= Roll Safe =

Internet meme

The frame which originated the internet meme

Roll Safe is an Internet meme in which British filmmaker and actor Kayode Ewumi, while portraying the character Reece Simpson (also known as Roll Safe) in his own web series Hood Documentary, is seen tapping his finger on his head. The images are used, often with joking caption, to mock poor decision-making and failures in critical thinking, a common format being "You can't X, if there is no Y".

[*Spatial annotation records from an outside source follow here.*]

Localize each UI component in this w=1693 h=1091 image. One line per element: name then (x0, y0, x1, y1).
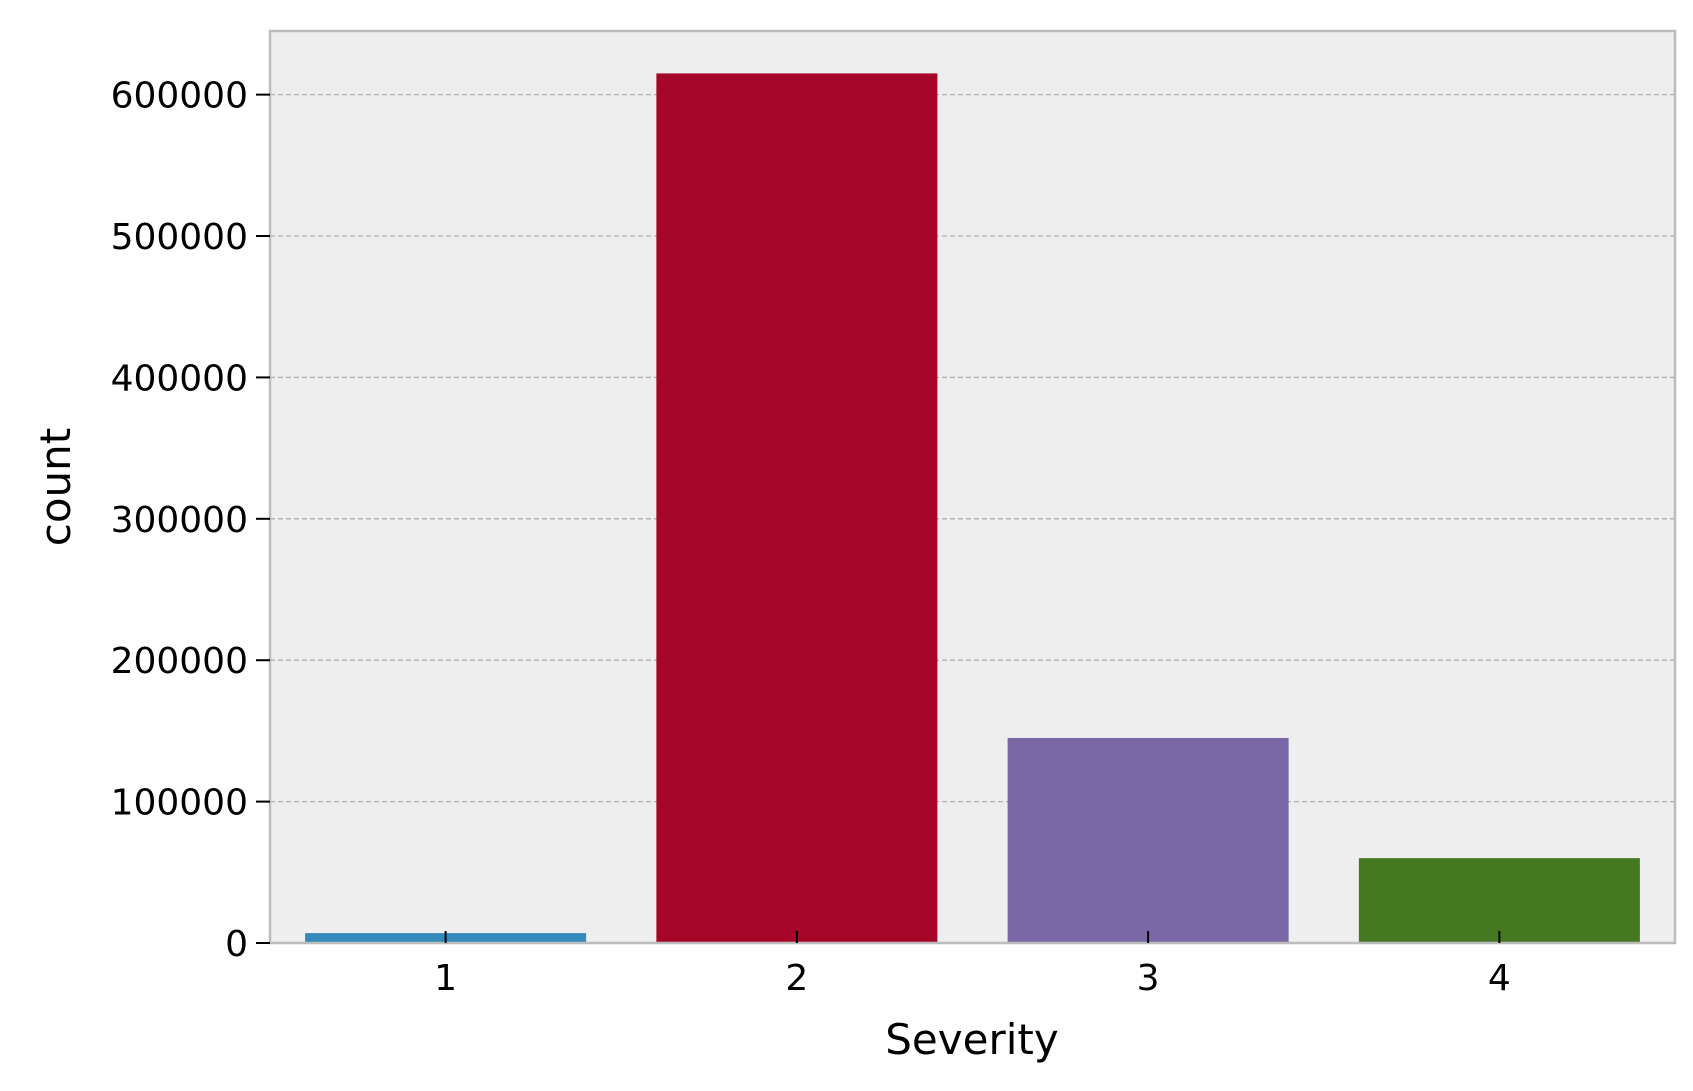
x-tick-label: 3 (1137, 958, 1160, 999)
y-tick-label: 400000 (111, 358, 248, 399)
x-tick-label: 4 (1488, 958, 1511, 999)
axes-spines (268, 29, 1677, 945)
plot-area (270, 31, 1675, 943)
axes-frame (268, 29, 1677, 945)
bars (305, 73, 1640, 944)
x-tick-label: 1 (434, 958, 457, 999)
y-tick-label: 500000 (111, 217, 248, 258)
y-tick-label: 0 (225, 924, 248, 965)
y-tick-label: 600000 (111, 76, 248, 117)
x-axis-ticks: 1 2 3 4 (434, 931, 1511, 999)
y-axis-ticks: 0 100000 200000 300000 400000 500000 600000 (111, 76, 270, 965)
gridlines (270, 93, 1675, 803)
bar-4 (1358, 858, 1640, 943)
y-tick-label: 300000 (111, 500, 248, 541)
bar-2 (656, 73, 938, 944)
y-tick-label: 200000 (111, 641, 248, 682)
x-tick-label: 2 (785, 958, 808, 999)
x-axis-label: Severity (885, 1015, 1058, 1064)
y-axis-label: count (31, 428, 80, 547)
y-tick-label: 100000 (111, 783, 248, 824)
bar-3 (1007, 737, 1289, 943)
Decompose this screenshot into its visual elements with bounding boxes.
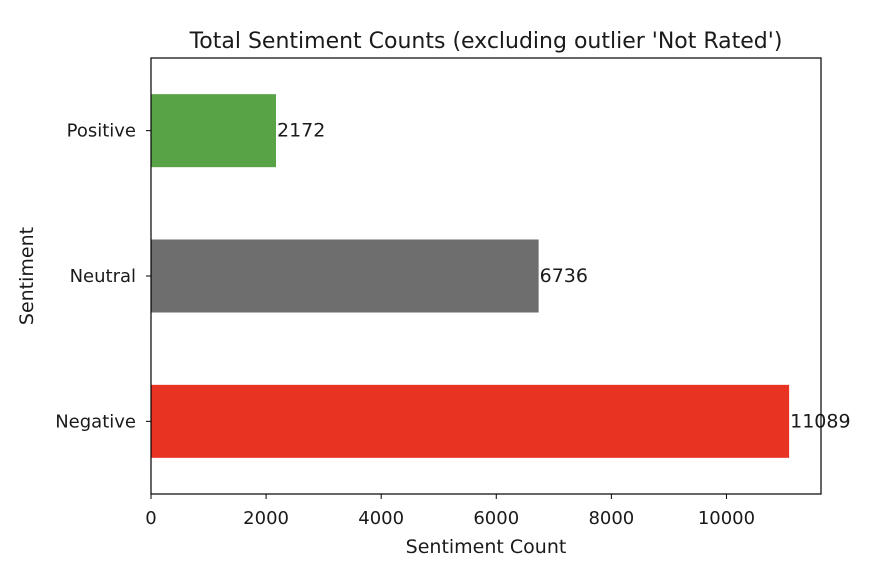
bar-positive bbox=[151, 94, 276, 168]
chart-title: Total Sentiment Counts (excluding outlie… bbox=[189, 29, 783, 54]
x-tick-label-0: 0 bbox=[145, 508, 156, 529]
y-axis-label: Sentiment bbox=[16, 227, 38, 325]
data-label-positive: 2172 bbox=[277, 120, 325, 142]
y-tick-label-neutral: Neutral bbox=[70, 266, 136, 287]
bars-group bbox=[151, 94, 790, 458]
data-label-neutral: 6736 bbox=[540, 265, 588, 287]
bar-neutral bbox=[151, 239, 539, 313]
bar-negative bbox=[151, 384, 790, 458]
x-tick-label-8000: 8000 bbox=[588, 508, 634, 529]
x-tick-label-6000: 6000 bbox=[473, 508, 519, 529]
y-axis-ticks: Negative Neutral Positive bbox=[55, 121, 151, 432]
x-axis-ticks: 0 2000 4000 6000 8000 10000 bbox=[145, 494, 755, 529]
x-tick-label-10000: 10000 bbox=[698, 508, 755, 529]
x-tick-label-4000: 4000 bbox=[358, 508, 404, 529]
x-tick-label-2000: 2000 bbox=[243, 508, 289, 529]
data-label-negative: 11089 bbox=[790, 410, 850, 432]
y-tick-label-negative: Negative bbox=[55, 411, 136, 432]
y-tick-label-positive: Positive bbox=[67, 121, 136, 142]
data-labels-group: 11089 6736 2172 bbox=[277, 120, 851, 433]
plot-frame bbox=[150, 57, 822, 495]
x-axis-label: Sentiment Count bbox=[406, 536, 567, 558]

The character Roll Safe had first emerged in Vine in 2015. The Hood Documentary episode was published in June 2016 and, months later, was used as a reaction image by some British Twitter accounts. In late January 2017, its popularity increased drastically, especially on the Black Twitter community. Khal of Complex declared it was "the new petty meme for 2017", Desire Thompson of Vibe said it was "the best way to kick off Black History Month", and "robopanda" of Yahoo said the meme "is here to give you the best worst advice".

It was included on many best 2017 memes lists, including Thrillist, Complex, BuzzFeed News, The Daily Dot, Insider, BBC News, PCMag, Washington Post, PopBuzz, and MTV UK. The Reddit moderators of the /r/MemeEconomy subreddit told Inverse that they thought it was one of the best memes of 2017.

It was a finalist in the 10th Shorty Awards. In 2024, The Daily Dot called the meme "one of the most indelible images" of 2010s Internet.